By KIM CHANDLER, Associated Press
MONTGOMERY, Ala. (AP) — Alabama lawmakers on Wednesday advanced legislation that would make it a crime for doctors to give transgender minors puberty-blockers, hormones or surgeries to help affirm their gender identity.
The bill is one of several such measures being proposed in statehouses across the country.
The House Judiciary Committee approved the Senate-passed legislation, which now moves to the full Alabama House of Representatives. The committee also approved an identical House version of the bill. The bills would make it a felony, punishable by up to 10 years in prison, for a doctor to prescribe puberty blockers or hormones or perform surgery to aid in the gender transition of people 18 years old or younger.
“Adults are free to do what they want to do, but this is to protect children,” said Rep. Wes Allen, the Republican sponsor of the bill.
Allen argued that children are not mature enough to make a decision about the medications and likened it to how lawmakers have passed legislation to protect children from alcohol, smoking and vaping.
“It is not good to give these medications to these children, and I consider it to where it would be abuse to give these long-term drugs to these children,” he said.

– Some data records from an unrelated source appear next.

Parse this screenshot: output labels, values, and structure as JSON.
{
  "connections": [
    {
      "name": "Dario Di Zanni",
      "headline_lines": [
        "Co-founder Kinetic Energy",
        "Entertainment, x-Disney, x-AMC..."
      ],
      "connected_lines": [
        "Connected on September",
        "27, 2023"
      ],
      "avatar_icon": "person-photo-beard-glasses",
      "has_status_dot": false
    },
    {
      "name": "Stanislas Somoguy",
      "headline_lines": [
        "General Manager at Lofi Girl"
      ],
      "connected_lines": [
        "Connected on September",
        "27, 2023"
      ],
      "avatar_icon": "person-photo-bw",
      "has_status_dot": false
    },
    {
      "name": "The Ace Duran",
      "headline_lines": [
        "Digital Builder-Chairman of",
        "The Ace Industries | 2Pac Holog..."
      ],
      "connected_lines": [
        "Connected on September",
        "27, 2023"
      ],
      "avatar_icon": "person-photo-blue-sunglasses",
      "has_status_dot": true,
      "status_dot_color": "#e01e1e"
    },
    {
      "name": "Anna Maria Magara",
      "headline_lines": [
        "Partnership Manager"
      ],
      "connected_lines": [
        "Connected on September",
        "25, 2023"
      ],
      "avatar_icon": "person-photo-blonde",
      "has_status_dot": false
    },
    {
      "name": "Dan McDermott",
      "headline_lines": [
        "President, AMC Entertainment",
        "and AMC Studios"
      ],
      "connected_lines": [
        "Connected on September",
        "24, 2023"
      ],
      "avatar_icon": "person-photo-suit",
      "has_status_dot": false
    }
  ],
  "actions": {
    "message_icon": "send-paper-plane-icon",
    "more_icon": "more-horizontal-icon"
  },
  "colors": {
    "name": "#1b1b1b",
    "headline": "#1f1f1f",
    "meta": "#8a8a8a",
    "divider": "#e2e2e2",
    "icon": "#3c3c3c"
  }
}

Opponents said lawmakers are inserting themselves into decisions that belong to families and doctors.
“We’re not supposed to be here substituting our judgment for the person that’s closest to that child, and I personally believe that this legislation doesn’t protect children, it endangers them, and it also endangers their families,” said Rep. Chris England, a Democratic representative from Tuscaloosa.
A federal judge in July temporarily blocked a similar Arkansas law that would ban gender-confirming treatments for transgender youth. The American Civil Liberties Union had sued that state over its treatment ban on behalf of four transgender youths and their families, as well as two doctors who provide gender-confirming treatments.
The Alabama legislation is one of several bills moving in statehouses across the country that would affect transgender individuals.
Parents and a transgender teen spoke against the bill in earlier public hearings.
With the committee’s nod, the Alabama legislation is nearing final approval. The Human Rights Campaign, the nation’s largest LGBTQ civil rights organization, condemned the committee’s action.
“Today, Alabama has chosen, against the best advice of leading doctors across the country, to restrict and criminalize critically important care that transgender youth need desperately. This decision greatly restricts the rights of parents and medical providers to make health care decisions on a case-by-case basis, with the goal of reducing the physical and emotional distress experienced by many transgender children,” Carmarion Anderson-Harvey, Alabama director for the Human Rights Campaign, said in a statement.